Mas é claro que, seguindo os dois preceitos, o time de 55 vitórias da temporada passada não durou muito tempo. Patrick Beverley e Lou Williams, membros importantes do elenco, foram trocados por Chris Paul, prova inquestionável do conceito de estocar o máximo possível de talento quando algum jogador é colocado no mercado. Chris Paul é um dos maiores passadores da história da NBA e um dos grandes nomes da sua geração, de modo que o Rockets jamais seria capaz de resistir à oportunidade – mesmo que, em teoria, Chris Paul e James Harden parecessem excludentes, dois jogadores que demandam a bola e que não poderiam, em condições normais, co-existir na mesma quadra. “Talento é o que importa, a gente faz o resto funcionar”. Foi balbuciando essas palavras que o fantasma do Dwight Howard de vermelho puxou o pé de todos os torcedores do Rockets de noite, e nos ensinou que nenhum jogador é bom o suficiente para encaixar em qualquer esquema tático, em qualquer situação.
Por isso o experimento de colocar Chris Paul ao lado de James Harden era um dos grandes atrativos do primeiro dia da temporada, mas infelizmente Paul lesionou seu joelho no segundo tempo da partida inaugural contra o Golden State Warriors. Restou a James Harden voltar a assumir o controle irrestrito da equipe até Chris Paul voltar e o experimento ser restabelecido. O problema é que James Harden não assumiu apenas as rédeas da equipe, assumiu também a MELHOR CAMPANHA da Conferência Oeste até o momento, o recorde em andamento de bolas de três pontos convertidas por um time por partida, e alguns dos melhores números individuais de todos os tempos. Em menos de um mês o retorno de Chris Paul deixou de ser um experimento empolgante para se tornar uma AVENTURA com potencial para destruir uma das melhores fases da história da franquia. Como pedir para James Harden compartilhar a armação quando nenhum jogador jamais conseguiu o sucesso que ele alcançou nesse começo de temporada executando essa função?

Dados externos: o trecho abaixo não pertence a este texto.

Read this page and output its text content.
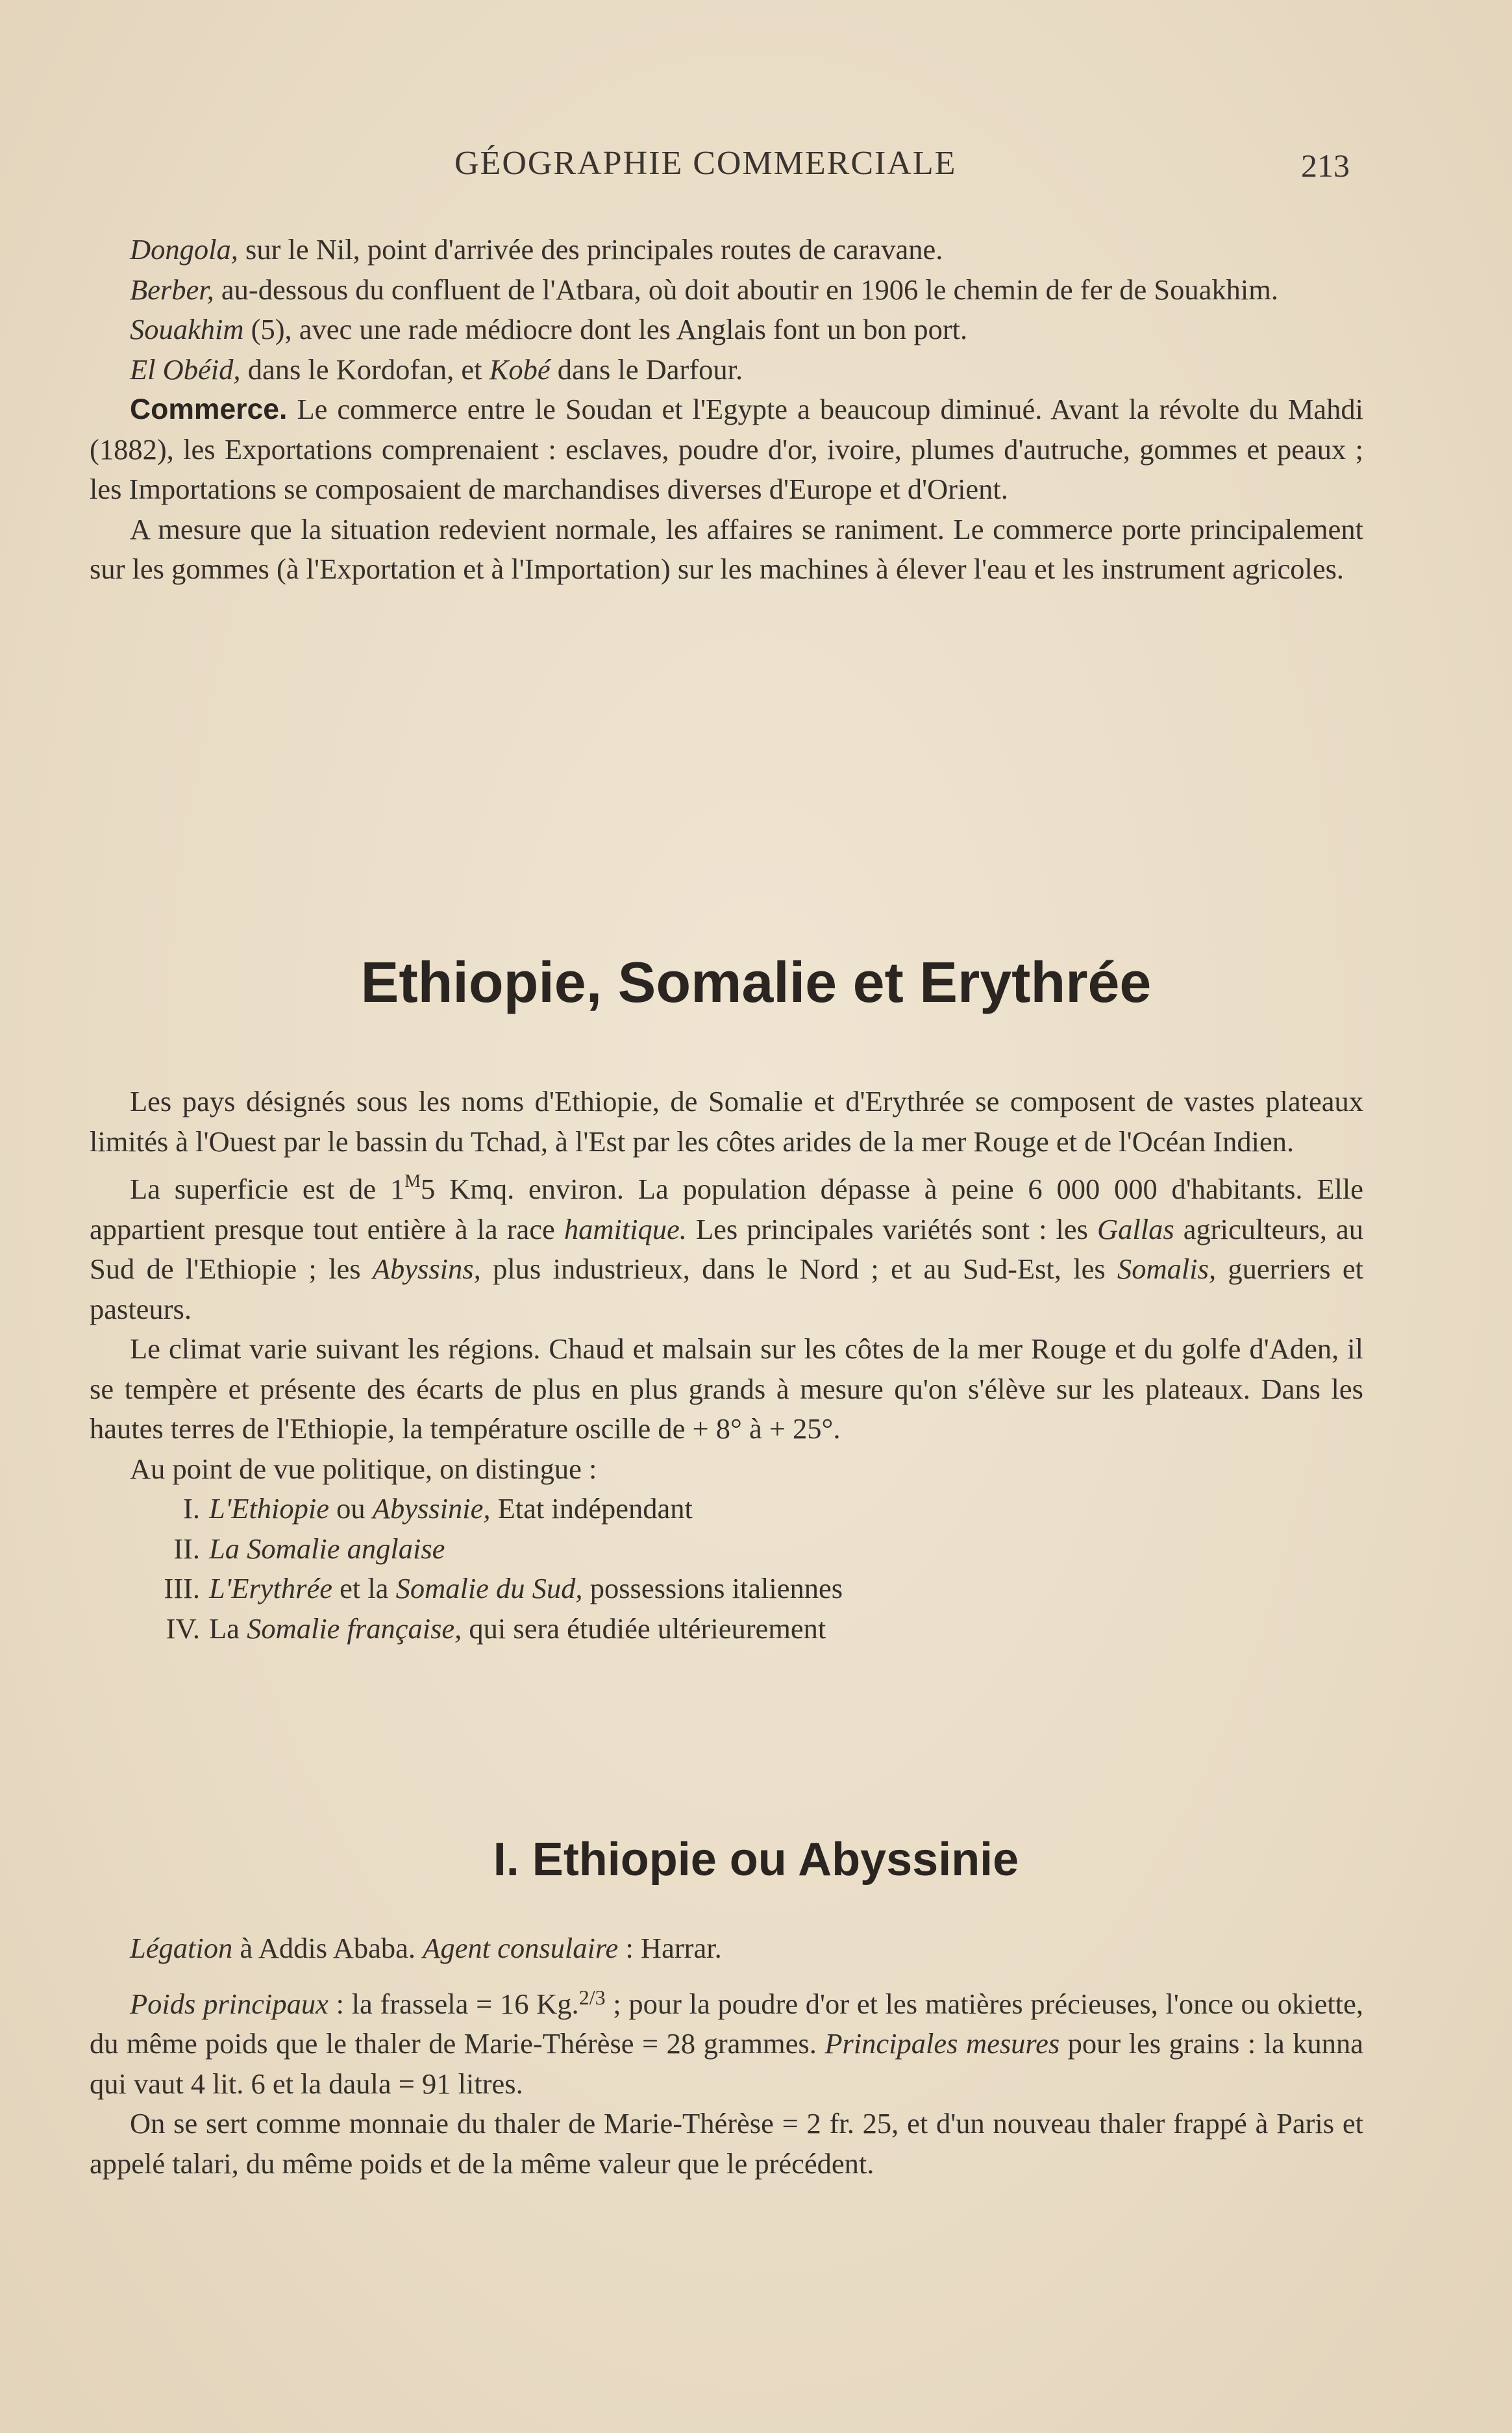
GÉOGRAPHIE COMMERCIALE	213

Dongola, sur le Nil, point d'arrivée des principales routes de caravane.

Berber, au-dessous du confluent de l'Atbara, où doit aboutir en 1906 le chemin de fer de Souakhim.

Souakhim (5), avec une rade médiocre dont les Anglais font un bon port.

El Obéid, dans le Kordofan, et Kobé dans le Darfour.

Commerce. Le commerce entre le Soudan et l'Egypte a beaucoup diminué. Avant la révolte du Mahdi (1882), les Exportations comprenaient : esclaves, poudre d'or, ivoire, plumes d'autruche, gommes et peaux ; les Importations se composaient de marchandises diverses d'Europe et d'Orient.

A mesure que la situation redevient normale, les affaires se raniment. Le commerce porte principalement sur les gommes (à l'Exportation et à l'Importation) sur les machines à élever l'eau et les instrument agricoles.

Ethiopie, Somalie et Erythrée

Les pays désignés sous les noms d'Ethiopie, de Somalie et d'Erythrée se composent de vastes plateaux limités à l'Ouest par le bassin du Tchad, à l'Est par les côtes arides de la mer Rouge et de l'Océan Indien.

La superficie est de $1^M5$ Kmq. environ. La population dépasse à peine 6 000 000 d'habitants. Elle appartient presque tout entière à la race hamitique. Les principales variétés sont : les Gallas agriculteurs, au Sud de l'Ethiopie ; les Abyssins, plus industrieux, dans le Nord ; et au Sud-Est, les Somalis, guerriers et pasteurs.

Le climat varie suivant les régions. Chaud et malsain sur les côtes de la mer Rouge et du golfe d'Aden, il se tempère et présente des écarts de plus en plus grands à mesure qu'on s'élève sur les plateaux. Dans les hautes terres de l'Ethiopie, la température oscille de + 8° à + 25°.

Au point de vue politique, on distingue :

I. L'Ethiopie ou Abyssinie, Etat indépendant
II. La Somalie anglaise
III. L'Erythrée et la Somalie du Sud, possessions italiennes
IV. La Somalie française, qui sera étudiée ultérieurement
I. Ethiopie ou Abyssinie

Légation à Addis Ababa. Agent consulaire : Harrar.

Poids principaux : la frassela = 16 Kg.$^{2/3}$ ; pour la poudre d'or et les matières précieuses, l'once ou okiette, du même poids que le thaler de Marie-Thérèse = 28 grammes. Principales mesures pour les grains : la kunna qui vaut 4 lit. 6 et la daula = 91 litres.

On se sert comme monnaie du thaler de Marie-Thérèse = 2 fr. 25, et d'un nouveau thaler frappé à Paris et appelé talari, du même poids et de la même valeur que le précédent.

Para termos uma ideia, James Harden finaliza nessa temporada – seja com um arremesso, seja com uma assistência – 35.8% das jogadas do Rockets, líder absoluto da NBA, à frente de Russell Westbrook, LeBron James ou Kyrie Irving. Mas o que mais impressiona é que nenhum jogador na história da NBA produziu tantos pontos por posse de bola ao participar tanto assim do ataque de uma equipe, o que significa que ele não apenas participa como nenhum outro – ele também é o mais eficiente de todos ao ter que carregar esse volume de trabalho. Harden também é o líder da NBA em porcentagem de cestas dos seus companheiros que vieram de passes seus, mostrando como o ataque inteiro da equipe sai de suas mãos. E mais: nenhum jogador que finaliza mais de 35% das jogadas de um time conseguiu sequer chegar perto do aproveitamento de Harden nos arremessos: 40% nas bolas de três pontos, 51% nas bolas de dois pontos e 86% nos lances livres. É um nível de eficiência em todos os quesitos que só costuma vir de jogadores que participam pouco, em momentos cirúrgicos, não de jogadores que estão o tempo todo com a bola nas mãos.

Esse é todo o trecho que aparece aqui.